Mobil putih kini telah parkir di sebuah rumah, rumah ini besar dan nyaman. Halamannya terlihat hijau penuh dengan berbagai tanaman, terasa sejuk saat adrian tiba di sini. Adrian memakirkan mobilnya dekat di halaman rumah itu, pria itu keluar dan mulai mengetuk pintu.
"iya sebentar" terdengar sahutan dari dalam rumah itu. langkah kaki pemilik rumah bahkan dapat terdengar dari luar, semakin dekat kearah pintu. Adrian masih menunggu dengan berdiri di balik pintu.
"astaga ian, mari masuk" seru pemilik rumah, wanita paru baya yang masih terlihat cantik bergaya dengan pakaian yang sederhana itu kini mempersilahkan adrian untuk masuk. adrian tidak mengangguk, ekspresinya masih dengan dinginnya. Bahkan ekspresi itu tidak membuat wanita itu merasa aneh. Seakan dia telah terbiasa dengan ekspresi dingin yang selalu adrian tunjukan.
Kini mereka berdua duduk dalam ruangan, sebuah ruangan yang terpisah dari tempat-tempat di rumah tersebut. Adrian duduk di sebuah sofa empuk yang terasa nyaman, seakan sang pemilik rumah sengaja mempersiapkan kursi itu agar yang menduduki tidak merasa adanya tekanan. Kini wanita itu duduk di depan adrian. Sambil memandang kearah pria itu dengan seksama, tatapan adrian hanya melirik ke sebuah jendela yang memperlihatkan ayunan yang sedang digantung di bawah pohon besar.
"bagaimana mimpi mu?" ucap Alana. Wanita parubaya yang sedang duduk menatap kearah adrian, dengan nada yang seramah mungkin agar pria itu tidak merasa tersinggung.

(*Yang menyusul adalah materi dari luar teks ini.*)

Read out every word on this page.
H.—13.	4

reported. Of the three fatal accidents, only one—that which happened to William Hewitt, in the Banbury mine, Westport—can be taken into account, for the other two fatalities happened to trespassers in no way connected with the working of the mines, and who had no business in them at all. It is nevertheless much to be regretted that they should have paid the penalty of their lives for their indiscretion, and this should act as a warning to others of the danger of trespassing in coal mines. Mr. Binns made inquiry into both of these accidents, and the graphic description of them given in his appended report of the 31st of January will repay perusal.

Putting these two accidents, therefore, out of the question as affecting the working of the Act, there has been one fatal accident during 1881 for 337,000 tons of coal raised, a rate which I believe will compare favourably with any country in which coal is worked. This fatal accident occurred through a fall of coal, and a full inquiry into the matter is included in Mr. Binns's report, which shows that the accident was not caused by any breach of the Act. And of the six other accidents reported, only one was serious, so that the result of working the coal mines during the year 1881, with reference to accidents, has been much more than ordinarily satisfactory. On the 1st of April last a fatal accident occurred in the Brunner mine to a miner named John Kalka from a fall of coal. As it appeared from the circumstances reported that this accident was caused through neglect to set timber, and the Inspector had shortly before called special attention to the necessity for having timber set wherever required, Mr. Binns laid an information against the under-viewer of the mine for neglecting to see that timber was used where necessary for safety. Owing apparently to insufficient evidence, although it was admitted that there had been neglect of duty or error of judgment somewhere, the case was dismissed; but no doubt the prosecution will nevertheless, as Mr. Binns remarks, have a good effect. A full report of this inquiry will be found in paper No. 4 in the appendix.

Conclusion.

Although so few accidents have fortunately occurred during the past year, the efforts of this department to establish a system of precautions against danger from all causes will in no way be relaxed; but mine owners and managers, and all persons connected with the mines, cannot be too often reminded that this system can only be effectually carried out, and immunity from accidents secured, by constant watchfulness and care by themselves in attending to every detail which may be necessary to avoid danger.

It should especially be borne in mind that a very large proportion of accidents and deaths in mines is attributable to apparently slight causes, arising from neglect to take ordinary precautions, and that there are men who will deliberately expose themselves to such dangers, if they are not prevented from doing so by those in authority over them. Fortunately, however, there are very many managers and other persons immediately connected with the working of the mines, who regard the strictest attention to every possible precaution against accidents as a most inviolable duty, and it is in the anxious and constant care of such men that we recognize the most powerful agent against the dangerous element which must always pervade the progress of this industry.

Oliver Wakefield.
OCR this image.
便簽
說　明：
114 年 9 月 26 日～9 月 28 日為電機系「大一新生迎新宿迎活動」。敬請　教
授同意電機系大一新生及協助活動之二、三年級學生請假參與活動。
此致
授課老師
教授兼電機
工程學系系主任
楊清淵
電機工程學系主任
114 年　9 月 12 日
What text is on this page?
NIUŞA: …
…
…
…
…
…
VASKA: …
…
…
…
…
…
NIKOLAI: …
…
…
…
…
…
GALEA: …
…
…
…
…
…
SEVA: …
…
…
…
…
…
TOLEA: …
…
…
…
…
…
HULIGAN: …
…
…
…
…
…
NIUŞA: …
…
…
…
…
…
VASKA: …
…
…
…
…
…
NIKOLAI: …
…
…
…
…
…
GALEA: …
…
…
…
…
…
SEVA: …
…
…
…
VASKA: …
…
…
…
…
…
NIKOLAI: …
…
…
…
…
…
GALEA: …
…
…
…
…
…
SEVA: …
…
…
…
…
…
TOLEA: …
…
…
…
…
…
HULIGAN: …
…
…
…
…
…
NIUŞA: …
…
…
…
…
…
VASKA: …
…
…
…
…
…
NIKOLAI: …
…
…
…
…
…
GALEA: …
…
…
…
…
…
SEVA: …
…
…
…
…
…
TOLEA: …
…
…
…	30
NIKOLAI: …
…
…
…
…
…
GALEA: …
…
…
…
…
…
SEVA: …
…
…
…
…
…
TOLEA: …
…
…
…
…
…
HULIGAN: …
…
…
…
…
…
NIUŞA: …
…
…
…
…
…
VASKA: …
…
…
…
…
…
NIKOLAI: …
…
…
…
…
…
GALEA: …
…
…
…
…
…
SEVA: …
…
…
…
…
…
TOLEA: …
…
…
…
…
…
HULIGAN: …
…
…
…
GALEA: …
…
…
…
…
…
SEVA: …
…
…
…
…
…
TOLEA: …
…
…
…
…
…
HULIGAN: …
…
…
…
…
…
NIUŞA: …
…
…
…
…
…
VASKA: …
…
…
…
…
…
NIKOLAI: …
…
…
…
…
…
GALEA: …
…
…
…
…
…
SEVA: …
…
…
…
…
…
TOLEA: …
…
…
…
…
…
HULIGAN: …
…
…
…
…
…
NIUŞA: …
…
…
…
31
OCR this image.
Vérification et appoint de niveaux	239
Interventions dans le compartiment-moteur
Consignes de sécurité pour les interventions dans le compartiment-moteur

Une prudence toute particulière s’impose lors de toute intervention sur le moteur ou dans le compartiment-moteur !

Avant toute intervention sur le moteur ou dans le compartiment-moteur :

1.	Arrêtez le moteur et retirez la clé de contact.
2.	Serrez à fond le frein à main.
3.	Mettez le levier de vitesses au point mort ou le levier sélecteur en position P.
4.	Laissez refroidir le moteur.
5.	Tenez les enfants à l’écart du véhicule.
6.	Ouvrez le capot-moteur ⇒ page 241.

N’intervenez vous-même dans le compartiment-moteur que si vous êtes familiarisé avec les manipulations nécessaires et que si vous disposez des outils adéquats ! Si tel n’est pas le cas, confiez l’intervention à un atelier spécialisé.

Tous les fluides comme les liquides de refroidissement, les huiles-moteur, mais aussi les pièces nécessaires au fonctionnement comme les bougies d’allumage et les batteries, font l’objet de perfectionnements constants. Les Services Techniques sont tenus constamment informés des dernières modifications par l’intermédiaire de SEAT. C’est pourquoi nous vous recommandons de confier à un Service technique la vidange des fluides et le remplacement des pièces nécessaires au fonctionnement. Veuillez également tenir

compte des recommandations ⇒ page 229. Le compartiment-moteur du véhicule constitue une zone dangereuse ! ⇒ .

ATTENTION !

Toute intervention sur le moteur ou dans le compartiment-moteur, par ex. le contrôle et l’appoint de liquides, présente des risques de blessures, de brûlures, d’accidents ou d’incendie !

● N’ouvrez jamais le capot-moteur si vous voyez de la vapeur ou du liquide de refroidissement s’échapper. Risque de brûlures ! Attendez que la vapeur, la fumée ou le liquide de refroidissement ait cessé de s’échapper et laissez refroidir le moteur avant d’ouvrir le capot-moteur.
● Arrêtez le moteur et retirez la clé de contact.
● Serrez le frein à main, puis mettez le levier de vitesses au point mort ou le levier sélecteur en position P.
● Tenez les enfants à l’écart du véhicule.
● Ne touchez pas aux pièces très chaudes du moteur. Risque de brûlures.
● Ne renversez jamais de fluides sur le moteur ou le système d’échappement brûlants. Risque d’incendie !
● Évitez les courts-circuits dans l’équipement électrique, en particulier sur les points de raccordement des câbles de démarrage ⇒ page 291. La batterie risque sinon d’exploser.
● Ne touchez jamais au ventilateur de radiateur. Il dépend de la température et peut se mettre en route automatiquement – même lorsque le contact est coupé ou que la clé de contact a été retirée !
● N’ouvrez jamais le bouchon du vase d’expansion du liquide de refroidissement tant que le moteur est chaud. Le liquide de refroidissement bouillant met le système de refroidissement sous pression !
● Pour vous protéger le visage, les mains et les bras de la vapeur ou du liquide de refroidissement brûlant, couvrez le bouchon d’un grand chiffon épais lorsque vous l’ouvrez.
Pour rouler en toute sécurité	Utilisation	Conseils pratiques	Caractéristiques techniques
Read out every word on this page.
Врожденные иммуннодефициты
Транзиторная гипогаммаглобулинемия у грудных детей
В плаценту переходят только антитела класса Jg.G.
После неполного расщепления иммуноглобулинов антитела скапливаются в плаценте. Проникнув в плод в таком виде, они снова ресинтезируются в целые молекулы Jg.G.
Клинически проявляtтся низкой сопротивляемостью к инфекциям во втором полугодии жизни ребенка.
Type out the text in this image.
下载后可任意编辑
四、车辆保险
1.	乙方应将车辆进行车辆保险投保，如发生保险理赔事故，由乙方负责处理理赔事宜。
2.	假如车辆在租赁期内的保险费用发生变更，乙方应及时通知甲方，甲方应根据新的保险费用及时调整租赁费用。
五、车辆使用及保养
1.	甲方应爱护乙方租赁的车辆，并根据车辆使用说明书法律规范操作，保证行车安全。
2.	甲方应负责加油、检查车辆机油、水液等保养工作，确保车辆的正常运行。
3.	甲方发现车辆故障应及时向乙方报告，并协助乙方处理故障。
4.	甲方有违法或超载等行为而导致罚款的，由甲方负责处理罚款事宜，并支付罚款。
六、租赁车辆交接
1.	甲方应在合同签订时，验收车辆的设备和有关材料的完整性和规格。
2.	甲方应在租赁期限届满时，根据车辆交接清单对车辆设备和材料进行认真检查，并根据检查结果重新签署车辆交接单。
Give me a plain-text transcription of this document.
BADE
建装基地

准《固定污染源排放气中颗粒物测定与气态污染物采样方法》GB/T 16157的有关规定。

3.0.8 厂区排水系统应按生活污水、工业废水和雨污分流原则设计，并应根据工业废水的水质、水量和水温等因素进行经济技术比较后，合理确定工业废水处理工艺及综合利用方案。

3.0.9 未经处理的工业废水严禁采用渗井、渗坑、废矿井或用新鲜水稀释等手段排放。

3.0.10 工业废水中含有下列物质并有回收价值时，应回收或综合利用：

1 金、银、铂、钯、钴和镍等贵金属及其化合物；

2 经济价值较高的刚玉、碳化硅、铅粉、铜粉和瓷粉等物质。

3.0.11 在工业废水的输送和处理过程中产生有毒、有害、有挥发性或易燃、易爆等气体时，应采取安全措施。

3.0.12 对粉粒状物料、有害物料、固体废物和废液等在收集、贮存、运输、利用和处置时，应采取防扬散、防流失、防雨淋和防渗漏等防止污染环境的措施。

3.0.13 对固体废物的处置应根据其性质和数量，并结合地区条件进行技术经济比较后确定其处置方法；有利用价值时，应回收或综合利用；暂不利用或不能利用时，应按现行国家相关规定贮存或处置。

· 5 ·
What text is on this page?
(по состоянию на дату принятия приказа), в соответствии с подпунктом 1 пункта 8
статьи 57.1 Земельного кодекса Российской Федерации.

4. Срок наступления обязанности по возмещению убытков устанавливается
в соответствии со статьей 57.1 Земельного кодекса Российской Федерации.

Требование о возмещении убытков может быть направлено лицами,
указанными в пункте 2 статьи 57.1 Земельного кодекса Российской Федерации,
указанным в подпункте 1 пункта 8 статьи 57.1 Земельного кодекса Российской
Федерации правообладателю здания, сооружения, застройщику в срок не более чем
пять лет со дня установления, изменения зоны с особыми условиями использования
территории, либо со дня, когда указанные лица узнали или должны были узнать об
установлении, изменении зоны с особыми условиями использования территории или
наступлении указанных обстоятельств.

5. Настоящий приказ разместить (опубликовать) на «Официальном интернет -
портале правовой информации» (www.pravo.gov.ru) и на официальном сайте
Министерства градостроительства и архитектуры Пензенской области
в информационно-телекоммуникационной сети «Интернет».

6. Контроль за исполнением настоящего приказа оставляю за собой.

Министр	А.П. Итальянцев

"kali ini berbeda" ucap adrian singkat. Itu membuat tante Alana penasaran, bukan tanpa alasan adrian adalah salah satu pasiennya yang unik. Selama merawat adrian, pria itu selalu bermimpi. Mimpi yang sama selama bertahun-tahun namun, adrian selalu tertutup tidak pernah memberi tahukan tentang apa yang sebenarnya yang dia alami. Yang dia katakana hanya tentang bagaimana dengan mimpinya, pohon, daun dan bunga dandelion. Jadi apa yang berbeda dengan mimpinya kali ini.
"apa yang berbeda?" Tanya tante Alana.
"aku menjumpai perempuan dalam mimpi ku" jawab adrian.
"perempuan? Apakah kamu melihat wajahnya?"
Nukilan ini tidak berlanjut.